In this regard, our government’s response to this is to amend Revenue Regulations (RR) No. 2-98 which is an issuance by the Bureau of Internal Revenue (BIR) that has been amended many times in its more or less 25-year existence as it embodies the rules and regulations on the obligation of taxpayers to act as withholding agents. The current system of withholding tax is designed so that income taxes can be collected at source by using the payor as its agent to collect and remit the tax. These can either be credited or refunded in the case of the creditable or expanded withholding tax or considered a final tax where no such crediting is available.
The amendment to the withholding tax regulations may be found in RR No. 16-2023 which became effective on 11 January 2023. The amendments, as they relate to the digital economy, impose a withholding tax on gross remittances made by electronic marketplace operators and digital financial services providers to sellers or merchants for goods and services sold or paid through the former’s platform or facility at a rate of 1% and imposed on half of the amount of gross remittances.

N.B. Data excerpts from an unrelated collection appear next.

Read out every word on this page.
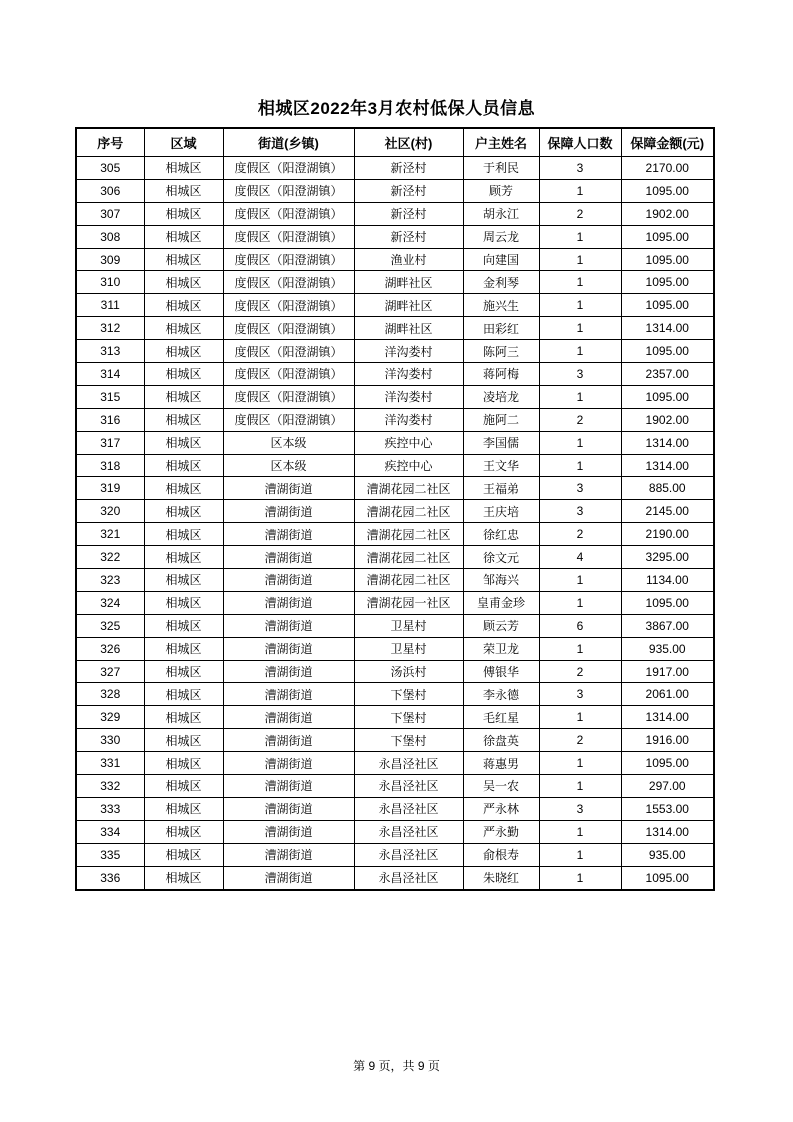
相城区2022年3月农村低保人员信息
序号	区域	街道(乡镇)	社区(村)	户主姓名	保障人口数	保障金额(元)
305	相城区	度假区（阳澄湖镇）	新泾村	于利民	3	2170.00
306	相城区	度假区（阳澄湖镇）	新泾村	顾芳	1	1095.00
307	相城区	度假区（阳澄湖镇）	新泾村	胡永江	2	1902.00
308	相城区	度假区（阳澄湖镇）	新泾村	周云龙	1	1095.00
309	相城区	度假区（阳澄湖镇）	渔业村	向建国	1	1095.00
310	相城区	度假区（阳澄湖镇）	湖畔社区	金利琴	1	1095.00
311	相城区	度假区（阳澄湖镇）	湖畔社区	施兴生	1	1095.00
312	相城区	度假区（阳澄湖镇）	湖畔社区	田彩红	1	1314.00
313	相城区	度假区（阳澄湖镇）	洋沟娄村	陈阿三	1	1095.00
314	相城区	度假区（阳澄湖镇）	洋沟娄村	蒋阿梅	3	2357.00
315	相城区	度假区（阳澄湖镇）	洋沟娄村	凌培龙	1	1095.00
316	相城区	度假区（阳澄湖镇）	洋沟娄村	施阿二	2	1902.00
317	相城区	区本级	疾控中心	李国儒	1	1314.00
318	相城区	区本级	疾控中心	王文华	1	1314.00
319	相城区	漕湖街道	漕湖花园二社区	王福弟	3	885.00
320	相城区	漕湖街道	漕湖花园二社区	王庆培	3	2145.00
321	相城区	漕湖街道	漕湖花园二社区	徐红忠	2	2190.00
322	相城区	漕湖街道	漕湖花园二社区	徐文元	4	3295.00
323	相城区	漕湖街道	漕湖花园二社区	邹海兴	1	1134.00
324	相城区	漕湖街道	漕湖花园一社区	皇甫金珍	1	1095.00
325	相城区	漕湖街道	卫星村	顾云芳	6	3867.00
326	相城区	漕湖街道	卫星村	荣卫龙	1	935.00
327	相城区	漕湖街道	汤浜村	傅银华	2	1917.00
328	相城区	漕湖街道	下堡村	李永德	3	2061.00
329	相城区	漕湖街道	下堡村	毛红星	1	1314.00
330	相城区	漕湖街道	下堡村	徐盘英	2	1916.00
331	相城区	漕湖街道	永昌泾社区	蒋惠男	1	1095.00
332	相城区	漕湖街道	永昌泾社区	吴一农	1	297.00
333	相城区	漕湖街道	永昌泾社区	严永林	3	1553.00
334	相城区	漕湖街道	永昌泾社区	严永勤	1	1314.00
335	相城区	漕湖街道	永昌泾社区	俞根寿	1	935.00
336	相城区	漕湖街道	永昌泾社区	朱晓红	1	1095.00
第 9 页，共 9 页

The withholding tax, however, will not apply if the annual gross remittances to an online seller or merchant for the past taxable year has not exceeded P500,000 or if the cumulative gross remittances to an online seller or merchant in a taxable year has not exceed P500,000.
The implication of the new rules is that its electronic marketplace operators with a digital platform, as well as digital financial services providers with the online facility, will have the added obligation to withhold and remit the tax due from the sellers to the BIR. Failure to act as a withholding agent and failure to withhold a tax will not only place a taxpayer at risk of being assessed for penalties and interest but any also result in the disallowance of an expenses if there is a withholding tax due on the said expense.
In addition, it also means that vendors who wish to participate or are currently engaged in the digital economy will now need to comply with requirements imposed by the BIR in terms of registration with the authorities and more importantly reporting and paying the correct taxes.
These regulations should also be read in conjunction with the recently enacted Internet Transactions Act of 2023 (Republic Act No. 11967) that seeks to promote a robust e-commerce environment and can be useful in defining terms used in the amendments to RR No. 2-98 that will be an important resource to define the coverage of the tax.
In addition, concerns have been raised on whether the requirement to act as withholding agent under the amendments should apply to non-residents who engage in business in the Philippines and whether these non-resident foreign corporations need to register with the BIR for this purpose.
While it would appear that the amendments pertain specifically to creditable withholding taxes that apply to domestic and resident foreign entities, it is understandable that with an issuance with far reaching implications, non-resident entities that do business through a digital platform may consider these developments as a red flag and may benefit from more clarity and consider seeking further advise on the matter from a trusted adviser as a prudent step to take. In the meantime, just like the way taxation gave birth to writing, it is clear that the new digital marketplace will give birth to new tax challenges for both the taxpayers and the tax authorities as the digital economy continues to expand, meeting these challenges will be a force to contend with.